Tobacco

CVS Exits Tobacco Ahead of Schedule

Also rebrands itself as CVS Health

WOONSOCKET, R.I. -- As of Sept. 3, 2014, CVS Caremark Corp. has a new name to go with its early exit from the tobacco market. The corporation will now go by CVS Health and has ceased tobacco sales at all of its approximately 7,700 locations.

CVS

In February, the national drug chain announced plans to get out of the tobacco game--but it has ended tobacco sales nearly a full month ahead of its original deadline of Oct. 1.

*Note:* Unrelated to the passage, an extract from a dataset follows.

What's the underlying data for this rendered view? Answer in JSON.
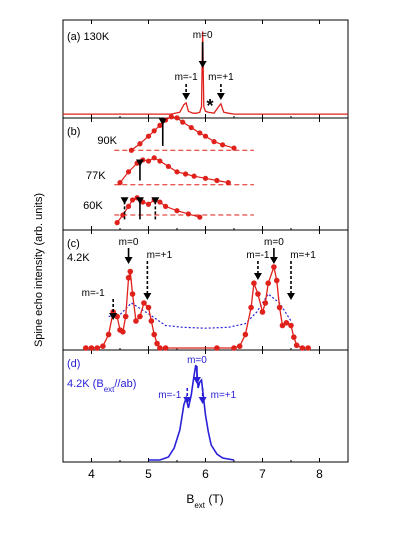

“Today, as CVS Health, we are tobacco-free, reinventing pharmacy and taking our place among leaders in the health care community,” president and CEO Larry J. Merlo said in a company-issued press release. “By eliminating cigarettes and tobacco products from sale in our stores, we can make a difference in the health of all Americans.”

“The sale of tobacco in a retail pharmacy conflicts with the purpose of the health-care services delivered there,” added Troyen A. Brennan, the company’s chief medical officer.

Skip Snow, a health-care analyst at Forrester Research, suspects both the name change and decision to stop selling cigarettes is part of a strategic move aimed at grabbing a piece of the expanding health-care business.

“CVS is really trying very hard to position themselves as the winner in that marketplace,” Snow told The New York Times. “If they can be perceived as a place to go to receive health care, and buy health-care products, as opposed to the place to go to buy a bottle of whiskey or get your film developed, then they can capture more of the retail medicine dollars.”

Gaining that health-care business may be crucial for the company’s bottom line. The company’s second-quarter earnings report in early August showed front-of-store sales had dropped by 0.4%, with Bloomberg BusinessWeek estimating going completely tobacco-free would cost CVS roughly $2 billion annually.

According to Don Burke, senior vice president of Management Science Associates, this could be good news for the c-store channel – especially retailers located within a mile of a CVS.

“On average, CVS stores sell about 55 cartons per week,” Burke said during last month’s CSP-hosted Tobacco Category Review Meeting in Chicago. “The convenience channel has the highest potential gain.”

Looking at MSA distributor data, of all channels selling tobacco within a mile of an existing CVS, convenience sells the most cartons per week, with a 68% share of that market. Based on that share, Burke predicts the 42,863 c-stores within a mile of a CVS location could see a sales increase of 37 cartons per week.

Only time will tell how accurate Burke’s predictions are – but retailers in CVS-heavy markets certainly have plenty to be optimistic about.